Happy National Ag Day! Have you ever sat down to think about where you’d be without agriculture? I haven’t, and this is an especially important day to do so.
In college, we celebrated by hosting Ag Day on the Quad, offering a peek into the world of agriculture to our classmates wondering why there were two giant tractors sitting in front of Schroeder Hall. Another year, I had the opportunity to travel to Washington, D.C. with the Ag Future of America Ag Policy Institute, where we kicked off the day over breakfast with former Secretary Vilsack and spent the remainder of the day visiting our legislators.
To be honest, I wasn’t sure what to do to acknowledge National Ag Day this year. My life has become more consistent and “boring” since I launched my career almost three years ago. But agriculture hasn’t left my life. In fact, my life still revolves around agriculture, even here in the city. Why not celebrate National Ag Day by talking about how important agriculture is to me?
Let’s start from the beginning. I grew up on a corn and soybean farm, born to parents who grew up farm kids, who were born to parents who were also farm kids (this probably cycles back through several generations). We had the usual Midwestern childhood: tractor rides in the spring, combine rides in the fall, and loving on the barn kittens in between. I remember counting down the days until I turned eight and immediately joined 4-H when I was eligible the following September. Several years later, I joined FFA. Somewhere towards the end of high school and under a lot of pressure to “decide” on a career so I could pick a college major, I finally realized that agriculture was a viable career option (duh, Gracie– your dad has a full-time off-farm job in agriculture) And then it wasn’t until about halfway through college that I really figured out what my best fit was within the agriculture industry. I also realized really quick in college that growing up on a farm wasn’t considered normal, which led to me starting the first iteration of this blog. Then came college graduation. And then an ag communications job offer and a move that resulted in me living in a major city with a dot on the national map– the one place I’d always assumed I wouldn’t end up living in.
I guess you could say I live and breathe agriculture, even when physically removed from the farm.
Agriculture is a vital, complex industry, with something for almost everybody. Seriously. Think about the huge variety of jobs available just here in the United States in the ag industry. Sales, marketing, advertising, computers, science, veterinary medicine, communication, teaching…the list goes on and on (and on and on). My point is that agriculture is so much more than farming, which is great because it allows others who aren’t lucky enough to be one of the two million farmers to be involved in the industry they love.
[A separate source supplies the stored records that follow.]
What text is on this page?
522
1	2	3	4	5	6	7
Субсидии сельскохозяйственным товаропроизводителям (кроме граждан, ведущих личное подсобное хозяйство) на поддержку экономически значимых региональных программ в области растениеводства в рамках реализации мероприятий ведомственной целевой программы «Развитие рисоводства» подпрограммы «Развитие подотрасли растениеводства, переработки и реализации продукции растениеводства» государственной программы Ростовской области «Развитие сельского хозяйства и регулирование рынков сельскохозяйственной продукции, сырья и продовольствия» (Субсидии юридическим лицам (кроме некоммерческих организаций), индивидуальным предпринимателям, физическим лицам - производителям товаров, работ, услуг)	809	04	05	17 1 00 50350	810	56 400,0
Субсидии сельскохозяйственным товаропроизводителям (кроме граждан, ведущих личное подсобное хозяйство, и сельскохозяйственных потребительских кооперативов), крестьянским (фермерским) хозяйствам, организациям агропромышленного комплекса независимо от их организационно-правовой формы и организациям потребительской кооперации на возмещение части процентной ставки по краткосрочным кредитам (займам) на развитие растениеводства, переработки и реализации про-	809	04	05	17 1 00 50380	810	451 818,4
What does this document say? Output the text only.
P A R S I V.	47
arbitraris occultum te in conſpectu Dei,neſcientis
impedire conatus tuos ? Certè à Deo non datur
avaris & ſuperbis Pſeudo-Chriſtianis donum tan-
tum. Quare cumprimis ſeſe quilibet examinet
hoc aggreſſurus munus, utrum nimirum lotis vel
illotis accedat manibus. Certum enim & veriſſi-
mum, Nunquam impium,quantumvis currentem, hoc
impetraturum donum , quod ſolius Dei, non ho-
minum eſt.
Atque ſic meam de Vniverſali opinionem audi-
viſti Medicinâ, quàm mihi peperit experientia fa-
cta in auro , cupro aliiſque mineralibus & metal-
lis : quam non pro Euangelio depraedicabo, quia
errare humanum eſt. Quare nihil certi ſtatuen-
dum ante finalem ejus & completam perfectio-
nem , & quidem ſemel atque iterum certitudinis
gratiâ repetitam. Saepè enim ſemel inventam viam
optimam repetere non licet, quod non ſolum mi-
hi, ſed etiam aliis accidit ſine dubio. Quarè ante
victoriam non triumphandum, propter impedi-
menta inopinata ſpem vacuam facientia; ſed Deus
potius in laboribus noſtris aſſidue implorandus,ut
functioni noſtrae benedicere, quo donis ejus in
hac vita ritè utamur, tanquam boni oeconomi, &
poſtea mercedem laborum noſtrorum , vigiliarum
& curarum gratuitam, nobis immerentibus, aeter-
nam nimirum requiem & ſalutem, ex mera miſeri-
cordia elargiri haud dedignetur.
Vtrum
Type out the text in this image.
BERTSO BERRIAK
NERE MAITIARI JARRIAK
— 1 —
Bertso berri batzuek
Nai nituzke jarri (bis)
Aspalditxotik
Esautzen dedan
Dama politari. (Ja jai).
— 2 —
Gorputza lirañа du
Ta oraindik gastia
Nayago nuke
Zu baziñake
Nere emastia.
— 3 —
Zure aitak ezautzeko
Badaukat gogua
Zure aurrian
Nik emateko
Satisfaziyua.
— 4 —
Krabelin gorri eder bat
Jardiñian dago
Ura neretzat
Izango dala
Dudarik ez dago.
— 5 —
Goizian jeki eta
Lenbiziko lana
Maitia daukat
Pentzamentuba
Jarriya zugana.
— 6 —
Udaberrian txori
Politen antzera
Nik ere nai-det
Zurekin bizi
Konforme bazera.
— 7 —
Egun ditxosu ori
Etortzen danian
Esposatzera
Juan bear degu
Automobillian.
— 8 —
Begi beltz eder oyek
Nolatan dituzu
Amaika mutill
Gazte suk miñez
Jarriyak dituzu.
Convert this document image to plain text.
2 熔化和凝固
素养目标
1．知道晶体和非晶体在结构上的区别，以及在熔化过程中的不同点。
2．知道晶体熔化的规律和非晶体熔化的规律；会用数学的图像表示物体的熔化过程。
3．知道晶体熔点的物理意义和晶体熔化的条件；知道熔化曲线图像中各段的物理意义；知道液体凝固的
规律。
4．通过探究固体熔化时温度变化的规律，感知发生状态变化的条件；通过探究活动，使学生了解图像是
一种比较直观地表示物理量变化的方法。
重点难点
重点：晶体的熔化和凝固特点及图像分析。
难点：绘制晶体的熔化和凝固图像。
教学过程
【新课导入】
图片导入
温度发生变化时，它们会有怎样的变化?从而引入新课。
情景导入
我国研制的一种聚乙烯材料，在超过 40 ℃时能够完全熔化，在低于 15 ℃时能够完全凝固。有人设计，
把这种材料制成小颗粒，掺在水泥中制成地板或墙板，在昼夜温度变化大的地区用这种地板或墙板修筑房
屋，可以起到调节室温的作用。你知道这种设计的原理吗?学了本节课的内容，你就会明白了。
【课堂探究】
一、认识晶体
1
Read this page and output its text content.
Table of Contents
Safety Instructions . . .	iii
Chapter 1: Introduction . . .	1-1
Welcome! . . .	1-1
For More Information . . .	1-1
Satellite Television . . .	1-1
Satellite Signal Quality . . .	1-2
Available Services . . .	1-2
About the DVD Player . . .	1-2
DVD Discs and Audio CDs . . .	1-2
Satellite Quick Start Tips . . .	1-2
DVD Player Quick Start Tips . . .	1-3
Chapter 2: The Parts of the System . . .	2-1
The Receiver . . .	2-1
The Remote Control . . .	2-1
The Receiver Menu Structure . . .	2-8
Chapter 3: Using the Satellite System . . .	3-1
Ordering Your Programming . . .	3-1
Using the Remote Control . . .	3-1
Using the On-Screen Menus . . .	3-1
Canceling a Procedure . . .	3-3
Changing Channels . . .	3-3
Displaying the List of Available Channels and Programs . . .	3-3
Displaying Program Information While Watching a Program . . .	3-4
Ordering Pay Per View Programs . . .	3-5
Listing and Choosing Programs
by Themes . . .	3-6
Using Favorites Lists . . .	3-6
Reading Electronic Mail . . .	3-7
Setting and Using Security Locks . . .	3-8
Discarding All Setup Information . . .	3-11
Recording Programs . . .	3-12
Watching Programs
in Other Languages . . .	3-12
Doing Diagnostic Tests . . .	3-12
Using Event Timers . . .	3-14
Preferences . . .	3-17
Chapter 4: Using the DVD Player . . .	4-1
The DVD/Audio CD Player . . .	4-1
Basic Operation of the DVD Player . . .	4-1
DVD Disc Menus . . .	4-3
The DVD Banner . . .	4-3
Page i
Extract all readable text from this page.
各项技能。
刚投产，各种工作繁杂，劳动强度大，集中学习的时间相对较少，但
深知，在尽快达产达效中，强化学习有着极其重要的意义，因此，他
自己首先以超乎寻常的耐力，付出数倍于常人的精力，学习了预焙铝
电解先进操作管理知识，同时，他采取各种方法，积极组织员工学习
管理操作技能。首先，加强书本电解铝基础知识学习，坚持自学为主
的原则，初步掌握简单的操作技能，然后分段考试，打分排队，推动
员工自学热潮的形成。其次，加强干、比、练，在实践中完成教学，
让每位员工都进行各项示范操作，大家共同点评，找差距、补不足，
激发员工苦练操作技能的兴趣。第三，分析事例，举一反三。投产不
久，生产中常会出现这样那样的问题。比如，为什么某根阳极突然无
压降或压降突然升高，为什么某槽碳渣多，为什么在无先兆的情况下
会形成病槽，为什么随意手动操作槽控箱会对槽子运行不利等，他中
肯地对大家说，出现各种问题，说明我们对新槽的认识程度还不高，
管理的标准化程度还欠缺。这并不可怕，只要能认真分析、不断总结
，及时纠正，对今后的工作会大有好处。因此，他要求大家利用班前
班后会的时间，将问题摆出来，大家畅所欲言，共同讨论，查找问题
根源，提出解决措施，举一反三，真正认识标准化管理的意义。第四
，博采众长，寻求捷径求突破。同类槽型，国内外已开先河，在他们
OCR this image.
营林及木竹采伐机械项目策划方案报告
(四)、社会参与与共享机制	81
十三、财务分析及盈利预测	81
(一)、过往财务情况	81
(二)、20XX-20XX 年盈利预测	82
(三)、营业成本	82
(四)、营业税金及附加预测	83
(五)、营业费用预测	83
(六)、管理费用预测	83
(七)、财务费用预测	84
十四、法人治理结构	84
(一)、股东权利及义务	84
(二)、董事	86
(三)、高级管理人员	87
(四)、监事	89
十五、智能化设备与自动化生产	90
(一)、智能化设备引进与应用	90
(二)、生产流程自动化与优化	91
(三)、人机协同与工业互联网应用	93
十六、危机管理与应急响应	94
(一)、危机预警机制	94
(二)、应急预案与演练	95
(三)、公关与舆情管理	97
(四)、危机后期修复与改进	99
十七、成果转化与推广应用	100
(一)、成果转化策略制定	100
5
Agriculture is a lifestyle, but it’s also a community. Everyone knows everyone in a small town for a rural “neighborhood” (consisting of all of the homes in a 10+ square mile radius). Agriculturalists have proven that they’ll drop everything to help fellow agriculturalists in need, like getting a crop out of a field when a farmer is down or assistance with hay and other necessary supplies following the recent wildfires in Kansas, Colorado, Texas, and Oklahoma. They deserve recognition, even if they choose to shy away from the TV cameras or if the media doesn’t show up at all. That’s what today is for.
Frankly, I don’t know where I would be without ag.
4-H and FFA probably wouldn’t exist, so I’d have grown up without strong involvement in a youth organization and likely wouldn’t be involved in community service projects like the food pantry my 4-H club established or the community vegetable and flower gardens we care for.
I wouldn’t have particularly strong ties to any one region of the country. Sure, I’d gravitate towards where my family lived, but my family members would probably stray further away if they weren’t tied to the land.
I wouldn’t have found my passion. Agriculture has allowed me to curate many of my interests and focus my efforts towards doing something productive with my life. The excitement of springtime, knowing that planting is near and that the view from my bedroom window
would be a solid mass of green. Growing flowers and vegetables in a garden, knowing that somewhere, somehow, you did something right to coax anything from that packet of tiny seeds. The hands-on 4-H projects learning things that you wouldn’t in school. The county fair. The freshness of the outdoors. The thrill and closure of harvest. It’s an annual cycle and I’d be totally lost without it.
National Ag Day is about celebrating the industry that we love. Ag has been at the wheel throughout my life, whether I realized it or not. It’s an industry that fuels my passion. I’ll figure out how to get back to the farm someday. Until then, I’m totally content doing my part from the city because I can’t imagine doing anything else with my life.